Major poultry meat buyer Russia, which is rapidly developing domestic breeding, is looking into cutting import quotas set for 2010-2012, poultry breeders' lobby said on Tuesday (Apr 27).
"Planned poultry meat import volumes evidently do not correspond to the balance created as a result of lower demand and an increase in the domestic production," Galina Bobylyova, general director of the Russian Poultry Breeders Union, said.
Russia sets import tariff quotas, under which suppliers may ship determined volumes at a discounted tariff. Poultry import quotas were set at 780,000 tonnes for 2010, 600,000 tonnes for 2011 and 550,000 tonnes for 2012.
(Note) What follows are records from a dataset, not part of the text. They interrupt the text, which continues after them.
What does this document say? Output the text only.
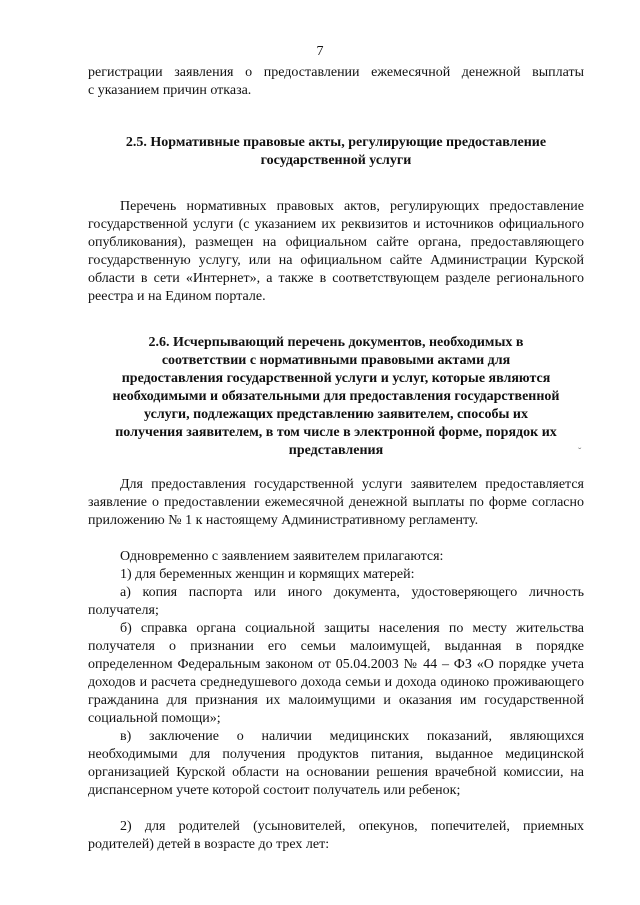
7
регистрации заявления о предоставлении ежемесячной денежной выплаты
с указанием причин отказа.
2.5. Нормативные правовые акты, регулирующие предоставление
государственной услуги
Перечень нормативных правовых актов, регулирующих предоставление государственной услуги (с указанием их реквизитов и источников официального опубликования), размещен на официальном сайте органа, предоставляющего государственную услугу, или на официальном сайте Администрации Курской области в сети «Интернет», а также в соответствующем разделе регионального реестра и на Едином портале.
2.6. Исчерпывающий перечень документов, необходимых в
соответствии с нормативными правовыми актами для
предоставления государственной услуги и услуг, которые являются
необходимыми и обязательными для предоставления государственной
услуги, подлежащих представлению заявителем, способы их
получения заявителем, в том числе в электронной форме, порядок их
представления	ˇ
Для предоставления государственной услуги заявителем предоставляется заявление о предоставлении ежемесячной денежной выплаты по форме согласно приложению № 1 к настоящему Административному регламенту.
Одновременно с заявлением заявителем прилагаются:
1) для беременных женщин и кормящих матерей:
а) копия паспорта или иного документа, удостоверяющего личность получателя;
б) справка органа социальной защиты населения по месту жительства получателя о признании его семьи малоимущей, выданная в порядке определенном Федеральным законом от 05.04.2003 № 44 – ФЗ «О порядке учета доходов и расчета среднедушевого дохода семьи и дохода одиноко проживающего гражданина для признания их малоимущими и оказания им государственной социальной помощи»;
в) заключение о наличии медицинских показаний, являющихся необходимыми для получения продуктов питания, выданное медицинской организацией Курской области на основании решения врачебной комиссии, на диспансерном учете которой состоит получатель или ребенок;
2) для родителей (усыновителей, опекунов, попечителей, приемных родителей) детей в возрасте до трех лет:
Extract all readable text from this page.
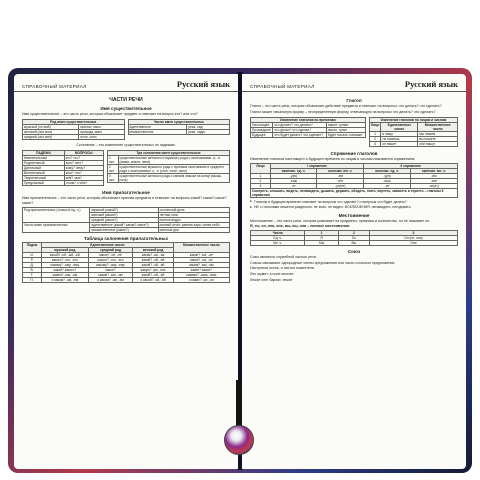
СПРАВОЧНЫЙ МАТЕРИАЛ	Русский язык
ЧАСТИ РЕЧИ
Имя существительное
Имя существительное – это часть речи, которая обозначает предмет и отвечает на вопрос кто? или что?
Род имен существительных	
мужской (он мой)	молоко, мясо
женский (она моя)	природа, мать
средний (оно моё)	поле, окно
Число имен существительных	
единственное	река, сад
множественное	реки, сады
Склонение – это изменение существительных по падежам.
ПАДЕЖИ	ВОПРОСЫ
Именительный	кто? что?
Родительный	кого? чего?
Дательный	кому? чему?
Винительный	кого? что?
Творительный	кем? чем?
Предложный	о ком? о чём?
Три склонения имен существительных	
1 скл.	существительные женского и мужского рода с окончаниями -а, -я (мама, земля, папа)
2 скл.	существительные мужского рода с нулевым окончанием и среднего рода с окончаниями -о, -е (стол, поле, окно)
3 скл.	существительные женского рода с мягким знаком на конце (мышь, ночь)
Имя прилагательное
Имя прилагательное – это часть речи, которая обозначает признак предмета и отвечает на вопросы какой? какая? какое? какие?
Род прилагательных (только в ед. ч.)	мужской (какой?)	солнечный день
	женский (какая?)	летняя ночь
	средний (какое?)	полное ведро
Число имен прилагательных	единственное (какой? какая? какое?)	полный отчёт, ранняя заря, синее небо
	множественное (какие?)	светлые дни
Таблица склонения прилагательных
Падеж	Единственное число			Множественное число
	мужской род	средний род	женский род	
И.	какой? -ой, -ый, -ий	какое? -ое, -ее	какая? -ая, -яя	какие? -ые, -ие
Р.	какого? -ого, -его	какого? -ого, -его	какой? -ой, -ей	каких? -ых, -их
Д.	какому? -ому, -ему	какому? -ому, -ему	какой? -ой, -ей	каким? -ым, -им
В.	какой? какого?	какое?	какую? -ую, -юю	какие? каких?
Т.	каким? -ым, -им	каким? -ым, -им	какой? -ой, -ей	какими? -ыми, -ими
П.	о каком? -ом, -ем	о каком? -ом, -ем	о какой? -ой, -ей	о каких? -ых, -их
СПРАВОЧНЫЙ МАТЕРИАЛ	Русский язык
Глагол
Глагол – это часть речи, которая обозначает действие предмета и отвечает на вопросы: что делать? что сделать?
Глагол может начальную форму – неопределенную форму, отвечающую на вопросы что делать? что сделать?
Изменение глаголов по временам		
Настоящее	что делает? что делают?	пишет, гуляет
Прошедшее	что делал? что сделал?	писал, гулял
Будущее	что будет делать? что сделает?	будет писать, напишет
Изменение глаголов по лицам и числам		
Лицо	Единственное число	Множественное число
1	я пишу	мы пишем
2	ты пишешь	вы пишете
3	он пишет	они пишут
Спряжение глаголов
Изменение глаголов настоящего и будущего времени по лицам и числам называется спряжением.
Лицо	I спряжение		II спряжение	
	окончан. ед. ч.	окончан. мн. ч.	окончан. ед. ч.	окончан. мн. ч.
1	-у(ю)	-ем	-у(ю)	-им
2	-ешь	-ете	-ишь	-ите
3	-ет	-ут(ют)	-ит	-ат(ят)
Смотреть, слышать, видеть, ненавидеть, дышать, держать, обидеть, гнать, вертеть, зависеть и терпеть – глаголы II спряжения				
■ Глаголы в будущем времени отвечают на вопросы что сделает? и вопросы что будет делать?
■ НЕ с глаголами пишется раздельно: не знал, не видел. ИСКЛЮЧЕНИЯ: ненавидеть, негодовать.
Местоимение
Местоимение – это часть речи, которая указывает на предметы, признаки и количество, но не называет их.
Я, ты, он, она, оно, мы, вы, они – личные местоимения.
Число	1	2	3
Ед. ч.	Я	Ты	Он (он, она)
Мн. ч.	Мы	Вы	Они
Союз
Союз является служебной частью речи.
Союзы связывают однородные члены предложения или части сложного предложения.
Наступила осень, и листья пожелтели.
Лес шумит, а поле молчит.
Лежит снег бархат, лежит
"With demand of 3.4 million tonnes and the 2.855 (million) tonnes we are going to produce this year, we will need no more than 500,000-600,000 tonnes," Bobylyova said.
She said Russia would need approximately 415,000 tonnes of poultry imports in 2011 and 250,000 tonnes in 2012.
Russia is expected to increase domestic poultry output further to 3.055 million tonnes in 2011 and to 3.255 million tonnes in 2012. In 2009, Russia produced 2.54 million tonnes, up from 2.217 million in 2008, Bobylyova said.
Bobylyova said imports of poultry meat declined to 49,000 tonnes in the first quarter of 2010 from 147,000 tonnes in the first three months a year ago, as a result of the ban.
The country also banned supplies from January 19 saying that a chlorine wash used routinely in US processing plants and was in violation of its food safety standards.
Washington says its poultry is safe, but negotiations between the two countries have not brought it back to the Russian market so far.
Russia aims to become self-sufficient in poultry imports within three years, but the lobby says the country will still need imports after 2012.